Через несколько лет делегация советского Верховного Совета прибыла в Австралию. Их повезли к вождям аборигенов.
— Аборигены, вы знаете, что такое СССР?
Молчание.
— Аборигены, вы знаете, что такое Грузия? — спросил тбилисский депутат.
Молчание.
И вдруг самый старый абориген сказал: «Я знаю Грузию, я знаю Нонешвили и Андрея».
На этом сведения об Уанджюке обрываются.
После отъезда Уанджюка неизвестность беспокоила меня, и я напечатал поэмку о нем — «Гость тысячелетий». В этой поэме абориген, отягощенный тысячелетней культурой, попадает к нам, дикарям XX века.
Вождь аборигенов Австралии, бронзовый, как исчезнувший майский жук, Марика Уанджюк без компаса и астролябии открыл Арбат. Путь был опасностями чреват. Уанджюк не свалился с Ту-144, с Боинга-747, Уанджюк не отравился от портвейна «777», от шуточного ерша, от суточного борща, от пельменей «по-австралийски», от деликатеса «холодец»… Уанджюк — молодец.Все было бы хорошо, но далее отважный путешественник знакомится с дикарским миром социализма, полуграмотными, на его взгляд, взгляд тысячелетий, арбатскими аборигенами.
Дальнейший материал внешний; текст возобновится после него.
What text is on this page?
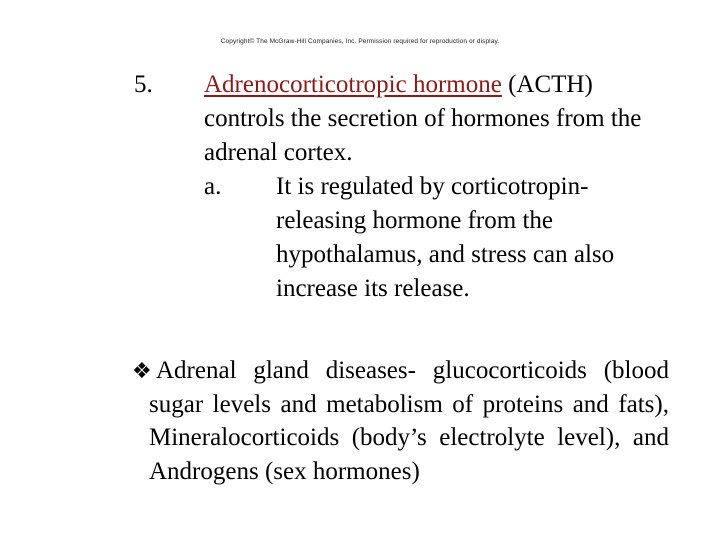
Copyright© The McGraw-Hill Companies, Inc. Permission required for reproduction or display.
5. Adrenocorticotropic hormone (ACTH) controls the secretion of hormones from the adrenal cortex.
a. It is regulated by corticotropin-releasing hormone from the hypothalamus, and stress can also increase its release.
❖ Adrenal gland diseases- glucocorticoids (blood sugar levels and metabolism of proteins and fats), Mineralocorticoids (body’s electrolyte level), and Androgens (sex hormones)
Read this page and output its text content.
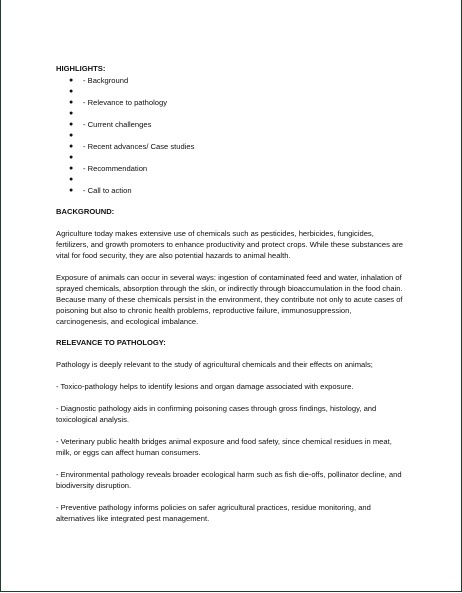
HIGHLIGHTS:
● - Background
●
● - Relevance to pathology
●
● - Current challenges
●
● - Recent advances/ Case studies
●
● - Recommendation
●
● - Call to action
BACKGROUND:

Agriculture today makes extensive use of chemicals such as pesticides, herbicides, fungicides, fertilizers, and growth promoters to enhance productivity and protect crops. While these substances are vital for food security, they are also potential hazards to animal health.

Exposure of animals can occur in several ways: ingestion of contaminated feed and water, inhalation of sprayed chemicals, absorption through the skin, or indirectly through bioaccumulation in the food chain. Because many of these chemicals persist in the environment, they contribute not only to acute cases of poisoning but also to chronic health problems, reproductive failure, immunosuppression, carcinogenesis, and ecological imbalance.

RELEVANCE TO PATHOLOGY:

Pathology is deeply relevant to the study of agricultural chemicals and their effects on animals;

- Toxico-pathology helps to identify lesions and organ damage associated with exposure.

- Diagnostic pathology aids in confirming poisoning cases through gross findings, histology, and toxicological analysis.

- Veterinary public health bridges animal exposure and food safety, since chemical residues in meat, milk, or eggs can affect human consumers.

- Environmental pathology reveals broader ecological harm such as fish die-offs, pollinator decline, and biodiversity disruption.

- Preventive pathology informs policies on safer agricultural practices, residue monitoring, and alternatives like integrated pest management.
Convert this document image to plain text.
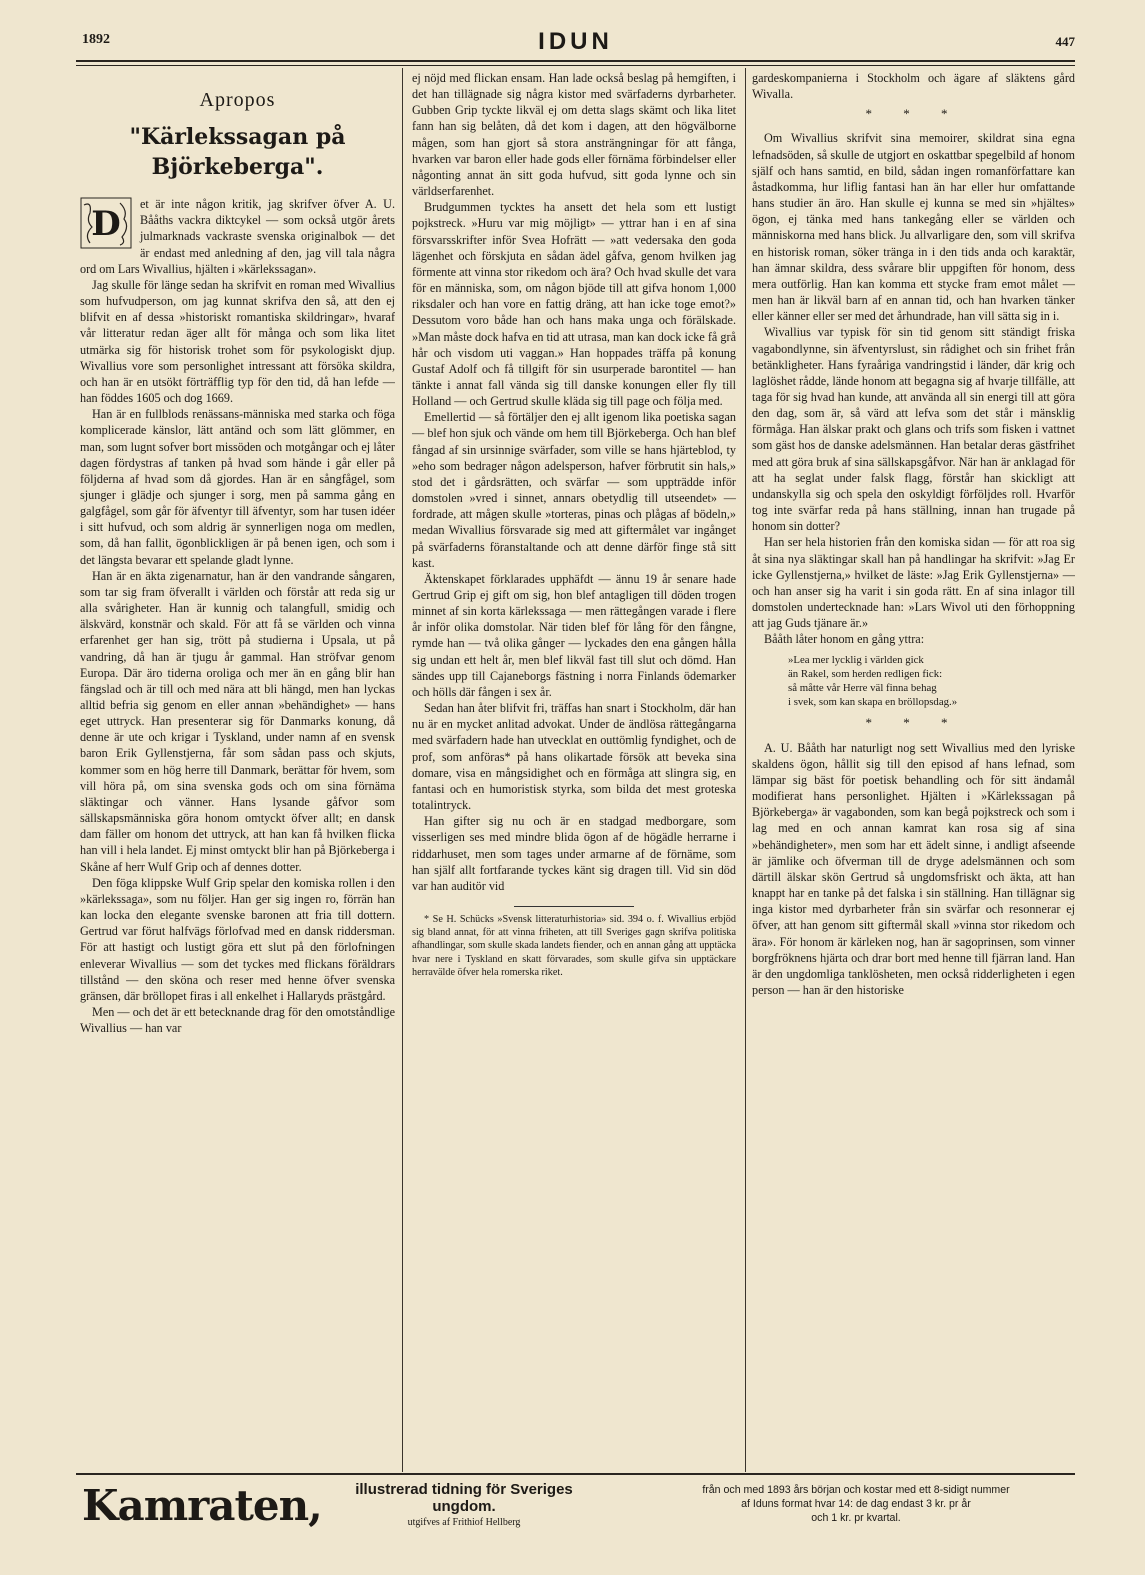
1892	IDUN	447
Apropos
"Kärlekssagan på Björkeberga".
D	et är inte någon kritik, jag skrifver öfver A. U. Bååths vackra diktcykel — som också utgör årets julmarknads vackraste svenska originalbok — det är endast med anledning af den, jag vill tala några ord om Lars Wivallius, hjälten i »kärlekssagan».

Jag skulle för länge sedan ha skrifvit en roman med Wivallius som hufvudperson, om jag kunnat skrifva den så, att den ej blifvit en af dessa »historiskt romantiska skildringar», hvaraf vår litteratur redan äger allt för många och som lika litet utmärka sig för historisk trohet som för psykologiskt djup. Wivallius vore som personlighet intressant att försöka skildra, och han är en utsökt förträfflig typ för den tid, då han lefde — han föddes 1605 och dog 1669.

Han är en fullblods renässans-människa med starka och föga komplicerade känslor, lätt antänd och som lätt glömmer, en man, som lugnt sofver bort missöden och motgångar och ej låter dagen fördystras af tanken på hvad som hände i går eller på följderna af hvad som då gjordes. Han är en sångfågel, som sjunger i glädje och sjunger i sorg, men på samma gång en galgfågel, som går för äfventyr till äfventyr, som har tusen idéer i sitt hufvud, och som aldrig är synnerligen noga om medlen, som, då han fallit, ögonblickligen är på benen igen, och som i det längsta bevarar ett spelande gladt lynne.

Han är en äkta zigenarnatur, han är den vandrande sångaren, som tar sig fram öfverallt i världen och förstår att reda sig ur alla svårigheter. Han är kunnig och talangfull, smidig och älskvärd, konstnär och skald. För att få se världen och vinna erfarenhet ger han sig, trött på studierna i Upsala, ut på vandring, då han är tjugu år gammal. Han ströfvar genom Europa. Där äro tiderna oroliga och mer än en gång blir han fängslad och är till och med nära att bli hängd, men han lyckas alltid befria sig genom en eller annan »behändighet» — hans eget uttryck. Han presenterar sig för Danmarks konung, då denne är ute och krigar i Tyskland, under namn af en svensk baron Erik Gyllenstjerna, får som sådan pass och skjuts, kommer som en hög herre till Danmark, berättar för hvem, som vill höra på, om sina svenska gods och om sina förnäma släktingar och vänner. Hans lysande gåfvor som sällskapsmänniska göra honom omtyckt öfver allt; en dansk dam fäller om honom det uttryck, att han kan få hvilken flicka han vill i hela landet. Ej minst omtyckt blir han på Björkeberga i Skåne af herr Wulf Grip och af dennes dotter.

Den föga klippske Wulf Grip spelar den komiska rollen i den »kärlekssaga», som nu följer. Han ger sig ingen ro, förrän han kan locka den elegante svenske baronen att fria till dottern. Gertrud var förut halfvägs förlofvad med en dansk riddersman. För att hastigt och lustigt göra ett slut på den förlofningen enleverar Wivallius — som det tyckes med flickans föräldrars tillstånd — den sköna och reser med henne öfver svenska gränsen, där bröllopet firas i all enkelhet i Hallaryds prästgård.

Men — och det är ett betecknande drag för den omotståndlige Wivallius — han var

ej nöjd med flickan ensam. Han lade också beslag på hemgiften, i det han tillägnade sig några kistor med svärfaderns dyrbarheter. Gubben Grip tyckte likväl ej om detta slags skämt och lika litet fann han sig belåten, då det kom i dagen, att den högvälborne mågen, som han gjort så stora ansträngningar för att fånga, hvarken var baron eller hade gods eller förnäma förbindelser eller någonting annat än sitt goda hufvud, sitt goda lynne och sin världserfarenhet.

Brudgummen tycktes ha ansett det hela som ett lustigt pojkstreck. »Huru var mig möjligt» — yttrar han i en af sina försvarsskrifter inför Svea Hofrätt — »att vedersaka den goda lägenhet och förskjuta en sådan ädel gåfva, genom hvilken jag förmente att vinna stor rikedom och ära? Och hvad skulle det vara för en människa, som, om någon bjöde till att gifva honom 1,000 riksdaler och han vore en fattig dräng, att han icke toge emot?» Dessutom voro både han och hans maka unga och förälskade. »Man måste dock hafva en tid att utrasa, man kan dock icke få grå hår och visdom uti vaggan.» Han hoppades träffa på konung Gustaf Adolf och få tillgift för sin usurperade barontitel — han tänkte i annat fall vända sig till danske konungen eller fly till Holland — och Gertrud skulle kläda sig till page och följa med.

Emellertid — så förtäljer den ej allt igenom lika poetiska sagan — blef hon sjuk och vände om hem till Björkeberga. Och han blef fångad af sin ursinnige svärfader, som ville se hans hjärteblod, ty »eho som bedrager någon adelsperson, hafver förbrutit sin hals,» stod det i gårdsrätten, och svärfar — som uppträdde inför domstolen »vred i sinnet, annars obetydlig till utseendet» — fordrade, att mågen skulle »torteras, pinas och plågas af bödeln,» medan Wivallius försvarade sig med att giftermålet var ingånget på svärfaderns föranstaltande och att denne därför finge stå sitt kast.

Äktenskapet förklarades upphäfdt — ännu 19 år senare hade Gertrud Grip ej gift om sig, hon blef antagligen till döden trogen minnet af sin korta kärlekssaga — men rättegången varade i flere år inför olika domstolar. När tiden blef för lång för den fångne, rymde han — två olika gånger — lyckades den ena gången hålla sig undan ett helt år, men blef likväl fast till slut och dömd. Han sändes upp till Cajaneborgs fästning i norra Finlands ödemarker och hölls där fången i sex år.

Sedan han åter blifvit fri, träffas han snart i Stockholm, där han nu är en mycket anlitad advokat. Under de ändlösa rättegångarna med svärfadern hade han utvecklat en outtömlig fyndighet, och de prof, som anföras* på hans olikartade försök att beveka sina domare, visa en mångsidighet och en förmåga att slingra sig, en fantasi och en humoristisk styrka, som bilda det mest groteska totalintryck.

Han gifter sig nu och är en stadgad medborgare, som visserligen ses med mindre blida ögon af de högädle herrarne i riddarhuset, men som tages under armarne af de förnäme, som han själf allt fortfarande tyckes känt sig dragen till. Vid sin död var han auditör vid

* Se H. Schücks »Svensk litteraturhistoria» sid. 394 o. f. Wivallius erbjöd sig bland annat, för att vinna friheten, att till Sveriges gagn skrifva politiska afhandlingar, som skulle skada landets fiender, och en annan gång att upptäcka hvar nere i Tyskland en skatt förvarades, som skulle gifva sin upptäckare herravälde öfver hela romerska riket.

gardeskompanierna i Stockholm och ägare af släktens gård Wivalla.

* * *

Om Wivallius skrifvit sina memoirer, skildrat sina egna lefnadsöden, så skulle de utgjort en oskattbar spegelbild af honom själf och hans samtid, en bild, sådan ingen romanförfattare kan åstadkomma, hur liflig fantasi han än har eller hur omfattande hans studier än äro. Han skulle ej kunna se med sin »hjältes» ögon, ej tänka med hans tankegång eller se världen och människorna med hans blick. Ju allvarligare den, som vill skrifva en historisk roman, söker tränga in i den tids anda och karaktär, han ämnar skildra, dess svårare blir uppgiften för honom, dess mera outförlig. Han kan komma ett stycke fram emot målet — men han är likväl barn af en annan tid, och han hvarken tänker eller känner eller ser med det århundrade, han vill sätta sig in i.

Wivallius var typisk för sin tid genom sitt ständigt friska vagabondlynne, sin äfventyrslust, sin rådighet och sin frihet från betänkligheter. Hans fyraåriga vandringstid i länder, där krig och laglöshet rådde, lände honom att begagna sig af hvarje tillfälle, att taga för sig hvad han kunde, att använda all sin energi till att göra den dag, som är, så värd att lefva som det står i mänsklig förmåga. Han älskar prakt och glans och trifs som fisken i vattnet som gäst hos de danske adelsmännen. Han betalar deras gästfrihet med att göra bruk af sina sällskapsgåfvor. När han är anklagad för att ha seglat under falsk flagg, förstår han skickligt att undanskylla sig och spela den oskyldigt förföljdes roll. Hvarför tog inte svärfar reda på hans ställning, innan han trugade på honom sin dotter?

Han ser hela historien från den komiska sidan — för att roa sig åt sina nya släktingar skall han på handlingar ha skrifvit: »Jag Er icke Gyllenstjerna,» hvilket de läste: »Jag Erik Gyllenstjerna» — och han anser sig ha varit i sin goda rätt. En af sina inlagor till domstolen undertecknade han: »Lars Wivol uti den förhoppning att jag Guds tjänare är.»

Bååth låter honom en gång yttra:

»Lea mer lycklig i världen gick
än Rakel, som herden redligen fick:
så måtte vår Herre väl finna behag
i svek, som kan skapa en bröllopsdag.»
* * *

A. U. Bååth har naturligt nog sett Wivallius med den lyriske skaldens ögon, hållit sig till den episod af hans lefnad, som lämpar sig bäst för poetisk behandling och för sitt ändamål modifierat hans personlighet. Hjälten i »Kärlekssagan på Björkeberga» är vagabonden, som kan begå pojkstreck och som i lag med en och annan kamrat kan rosa sig af sina »behändigheter», men som har ett ädelt sinne, i andligt afseende är jämlike och öfverman till de dryge adelsmännen och som därtill älskar skön Gertrud så ungdomsfriskt och äkta, att han knappt har en tanke på det falska i sin ställning. Han tillägnar sig inga kistor med dyrbarheter från sin svärfar och resonnerar ej öfver, att han genom sitt giftermål skall »vinna stor rikedom och ära». För honom är kärleken nog, han är sagoprinsen, som vinner borgfröknens hjärta och drar bort med henne till fjärran land. Han är den ungdomliga tanklösheten, men också ridderligheten i egen person — han är den historiske

Kamraten,	illustrerad tidning för Sveriges
ungdom.
utgifves af Frithiof Hellberg
från och med 1893 års början och kostar med ett 8-sidigt nummer
af Iduns format hvar 14: de dag endast 3 kr. pr år
och 1 kr. pr kvartal.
В результате появился погромный подвал в «Вечерней Москве», подписанный разгневанным маргиналом А. Жаровым. Он писал, что я оболгал москвичей, образ советского человека и т. д.
Тогда я в стихи о Маяковском вставил строчки:
Все расставлено уже. А что до Жарова, то жаль его — вы на «М», а он на «Ж»…Напечатать эти строчки не удалось, но они веселили аудиторию.
Ампир — ямб Москвы
Отец мой любил Серова. Серовский лирический рисунок, сдержанность и деликатность были близки его характеру. Он вкладывал свои сбережения, конечно соразмерно окладу инженера, в монографии русской живописи.
Профессией и делом жизни отца моего было проектирование гидростанций, внутренней страстью — любовь к русской истории и искусству.
Мальчик «из хорошей семьи», сын врача, внук священника, он, начитавшись романтических книжек, вступил в партию и шестнадцати лет во время гражданской войны в течение полугода был секретарем райкома маленького городишки Киржача. Городок был тихий, никого не расстреливали. В партии было шесть мальчишек и двое взрослых. Но белые бы пришли — повесили. О таких школьниках писал Пастернак:
Те, что в партии, смотрят орлами. Это в старших. А мы: безнаказанно греку дерзим. Ставим парты к стене, на уроках играем в парламент И витаем в мечтах в нелегальном районе Грузин.